Since about 2017-2018, we have run various events to promote sustainability as an integral part of our programs. We’ve also carried out research projects into how financial technology and sustainability go hand in hand. On the research side, in events and in our programs, we have embedded sustainability as an integral part of our offering for startups and corporates.


BF: A couple of months ago, Microsoft partnered with Copenhagen Fintech to develop startups in Denmark. Can you tell us more about this notable collaboration?

Thomas Krogh Jensen: When we formed Copenhagen Fintech, we realized that, because of the relatively small size of Denmark, we can never be the biggest fintech hub. However, it’s not necessarily about being the biggest — we decided we could be one of the most connected. We wanted to create a network of partners that our companies can scale through and co-create with.

Of course, the local financial ecosystem is important to tap into and we’ve already done that. The next thing for us is to do is form global partnerships with global players. These can be financial institutions or tech players that have an interest in the technology that is being developed here. In artificial intelligence, which is massively transforming the financial sector, it’s very interesting for our companies to work closely with global technology players such as Microsoft to get access to knowledge and their technology platforms, and to get validated by a global technology player that can hopefully create partnerships to support them scaling globally. We now have a partnerships with Microsoft and also Citibank, which is one of the largest banks headquartered in the US. They give global access and reach to the smaller Nordic ecosystem.


BF: How does Copenhagen Fintech navigate regulatory hurdles and challenges, enabling a smoother path for fintech companies in Denmark to grow and thrive?

Thomas Krogh Jensen: Much of what happens in Denmark is decided on an EU level. We work with the industry organizations here — such as the Danish Bankers Association, the Financial Services Union, and Insurance and Pension Denmark — along with companies to give input on potential new regulations. We also give input in areas such as talent, attraction and education. In addition, we are a part of the Danish Central Bank’s Payments Council and part of the fintech lab at the Danish financial regulators, which helps us give input on regulation creation and to channel fintech companies into their sandbox.
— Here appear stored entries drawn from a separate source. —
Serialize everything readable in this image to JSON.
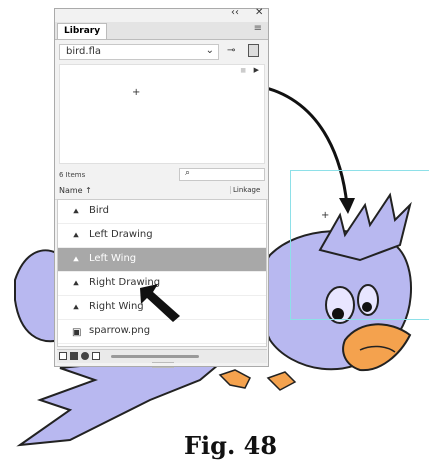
{
  "panel": {
    "collapse_label": "‹‹",
    "close_label": "✕",
    "tab_label": "Library",
    "menu_label": "≡",
    "document": "bird.fla",
    "dropdown_label": "⌄",
    "pin_label": "⊸",
    "items_count": "6 Items",
    "search_icon": "⌕",
    "column_name": "Name",
    "sort_arrow": "↑",
    "column_linkage": "Linkage",
    "items": [
      {
        "label": "Bird",
        "icon": "graphic-icon"
      },
      {
        "label": "Left Drawing",
        "icon": "graphic-icon"
      },
      {
        "label": "Left Wing",
        "icon": "graphic-icon",
        "selected": true
      },
      {
        "label": "Right Drawing",
        "icon": "graphic-icon"
      },
      {
        "label": "Right Wing",
        "icon": "graphic-icon"
      },
      {
        "label": "sparrow.png",
        "icon": "bitmap-icon"
      }
    ]
  },
  "figure_caption": "Fig. 48",
  "colors": {
    "bird_fill": "#b8b8f0",
    "beak": "#f4a24e",
    "selected_row": "#a8a8a8",
    "stage_outline": "#8ee0e8"
  }
}
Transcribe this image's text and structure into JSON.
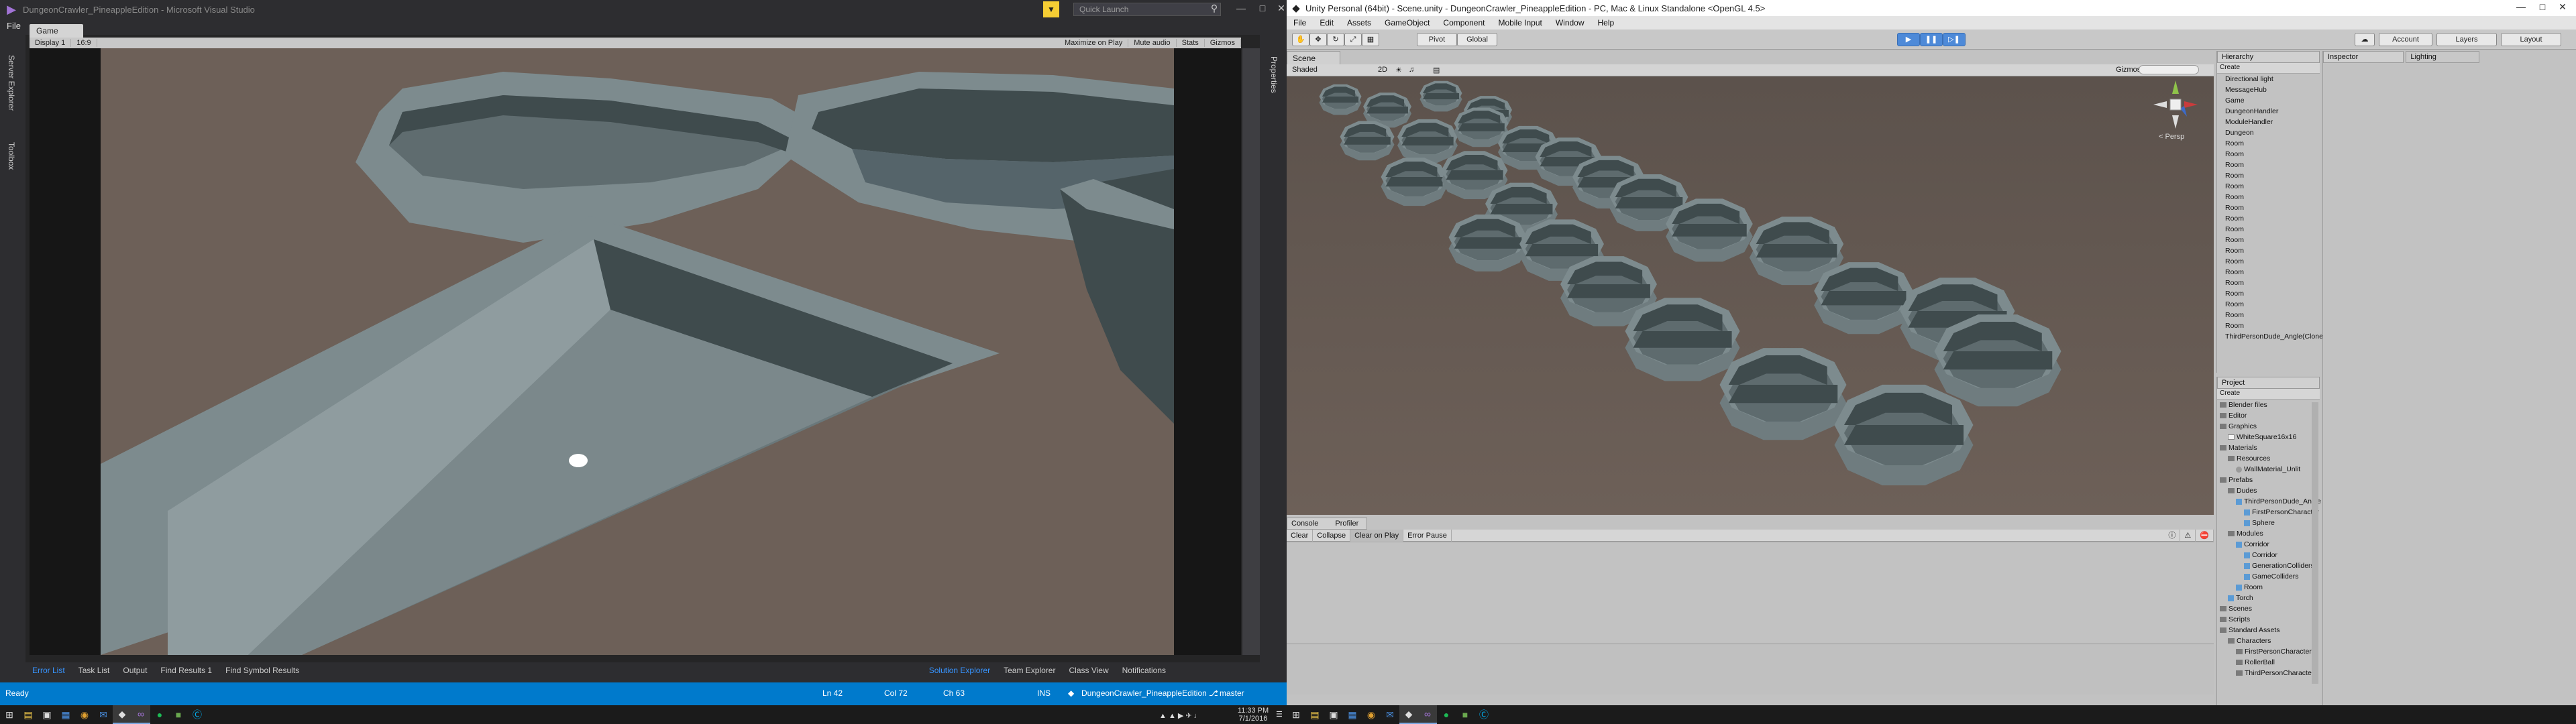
{
  "colors": {
    "vs_accent": "#007acc",
    "vs_chrome": "#2d2d30",
    "unity_chrome": "#c2c2c2",
    "scene_ground": "#6d6058",
    "wall_light": "#7d8b8e",
    "wall_dark": "#3f4b4d",
    "play_blue": "#4e8ad8"
  },
  "vs": {
    "title": "DungeonCrawler_PineappleEdition - Microsoft Visual Studio",
    "quick_launch_placeholder": "Quick Launch",
    "menu_file": "File",
    "left_sidebar": [
      "Server Explorer",
      "Toolbox"
    ],
    "right_sidebar": [
      "Properties"
    ],
    "game_tab": "Game",
    "game_toolbar": {
      "display": "Display 1",
      "aspect": "16:9",
      "maximize": "Maximize on Play",
      "mute": "Mute audio",
      "stats": "Stats",
      "gizmos": "Gizmos"
    },
    "bottom_tabs": [
      "Error List",
      "Task List",
      "Output",
      "Find Results 1",
      "Find Symbol Results"
    ],
    "right_tabs": [
      "Solution Explorer",
      "Team Explorer",
      "Class View",
      "Notifications"
    ],
    "status": {
      "ready": "Ready",
      "ln": "Ln 42",
      "col": "Col 72",
      "ch": "Ch 63",
      "ins": "INS",
      "project": "DungeonCrawler_PineappleEdition",
      "branch": "master"
    }
  },
  "unity": {
    "title": "Unity Personal (64bit) - Scene.unity - DungeonCrawler_PineappleEdition - PC, Mac & Linux Standalone <OpenGL 4.5>",
    "menu": [
      "File",
      "Edit",
      "Assets",
      "GameObject",
      "Component",
      "Mobile Input",
      "Window",
      "Help"
    ],
    "pivot": "Pivot",
    "global": "Global",
    "account": "Account",
    "layers": "Layers",
    "layout": "Layout",
    "scene_tab": "Scene",
    "scene_toolbar": {
      "shaded": "Shaded",
      "mode2d": "2D",
      "gizmos": "Gizmos"
    },
    "persp_label": "< Persp",
    "console_tab": "Console",
    "profiler_tab": "Profiler",
    "console_buttons": [
      "Clear",
      "Collapse",
      "Clear on Play",
      "Error Pause"
    ],
    "hierarchy_tab": "Hierarchy",
    "create": "Create",
    "hierarchy": [
      "Directional light",
      "MessageHub",
      "Game",
      "DungeonHandler",
      "ModuleHandler",
      "Dungeon",
      "Room",
      "Room",
      "Room",
      "Room",
      "Room",
      "Room",
      "Room",
      "Room",
      "Room",
      "Room",
      "Room",
      "Room",
      "Room",
      "Room",
      "Room",
      "Room",
      "Room",
      "Room",
      "ThirdPersonDude_Angle(Clone)"
    ],
    "project_tab": "Project",
    "project": [
      {
        "label": "Blender files",
        "indent": 0,
        "kind": "folder"
      },
      {
        "label": "Editor",
        "indent": 0,
        "kind": "folder"
      },
      {
        "label": "Graphics",
        "indent": 0,
        "kind": "folder"
      },
      {
        "label": "WhiteSquare16x16",
        "indent": 1,
        "kind": "file"
      },
      {
        "label": "Materials",
        "indent": 0,
        "kind": "folder"
      },
      {
        "label": "Resources",
        "indent": 1,
        "kind": "folder"
      },
      {
        "label": "WallMaterial_Unlit",
        "indent": 2,
        "kind": "mat"
      },
      {
        "label": "Prefabs",
        "indent": 0,
        "kind": "folder"
      },
      {
        "label": "Dudes",
        "indent": 1,
        "kind": "folder"
      },
      {
        "label": "ThirdPersonDude_Angle",
        "indent": 2,
        "kind": "prefab"
      },
      {
        "label": "FirstPersonCharacter",
        "indent": 3,
        "kind": "prefab"
      },
      {
        "label": "Sphere",
        "indent": 3,
        "kind": "prefab"
      },
      {
        "label": "Modules",
        "indent": 1,
        "kind": "folder"
      },
      {
        "label": "Corridor",
        "indent": 2,
        "kind": "prefab"
      },
      {
        "label": "Corridor",
        "indent": 3,
        "kind": "prefab"
      },
      {
        "label": "GenerationColliders",
        "indent": 3,
        "kind": "prefab"
      },
      {
        "label": "GameColliders",
        "indent": 3,
        "kind": "prefab"
      },
      {
        "label": "Room",
        "indent": 2,
        "kind": "prefab"
      },
      {
        "label": "Torch",
        "indent": 1,
        "kind": "prefab"
      },
      {
        "label": "Scenes",
        "indent": 0,
        "kind": "folder"
      },
      {
        "label": "Scripts",
        "indent": 0,
        "kind": "folder"
      },
      {
        "label": "Standard Assets",
        "indent": 0,
        "kind": "folder"
      },
      {
        "label": "Characters",
        "indent": 1,
        "kind": "folder"
      },
      {
        "label": "FirstPersonCharacter",
        "indent": 2,
        "kind": "folder"
      },
      {
        "label": "RollerBall",
        "indent": 2,
        "kind": "folder"
      },
      {
        "label": "ThirdPersonCharacter",
        "indent": 2,
        "kind": "folder"
      }
    ],
    "inspector_tab": "Inspector",
    "lighting_tab": "Lighting"
  },
  "taskbar": {
    "time": "11:33 PM",
    "date": "7/1/2016"
  }
}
They have created a sandbox for early stage companies to test their technologies, solutions and services.


BF: Is there anything else that you would like to add?

Thomas Krogh Jensen: The normal journey for a Danish tech company — not only in fintech, but in general — is to validate a product or offering in the Nordic region and then typically to jump to the UK and then to the US. Companies use the local market to validate products and services, but the market is too small to be interesting. Some Danish founders are now in the US; they chose to live there and build their companies there. It is an interesting exchange of innovation between a smaller country in a very innovative region and big markets like the US. Nordic technology and innovation are often infused into the US.


BF: What are Copenhagen Fintech’s main priorities for 2024?

Thomas Krogh Jensen: Sustainability is a key focus for us. It’s integrated into everything that happens here. Secondly, the biggest single investor in AI technology is financial services. Everyone is talking about how AI is going to change not only financial services but society in general. For us, application of AI and the ethical issues that arise from that will probably be a huge issue moving forward. There will be interesting discussions ahead between Denmark, Nordic countries and the US about this, as well as potentially an exchange of innovation.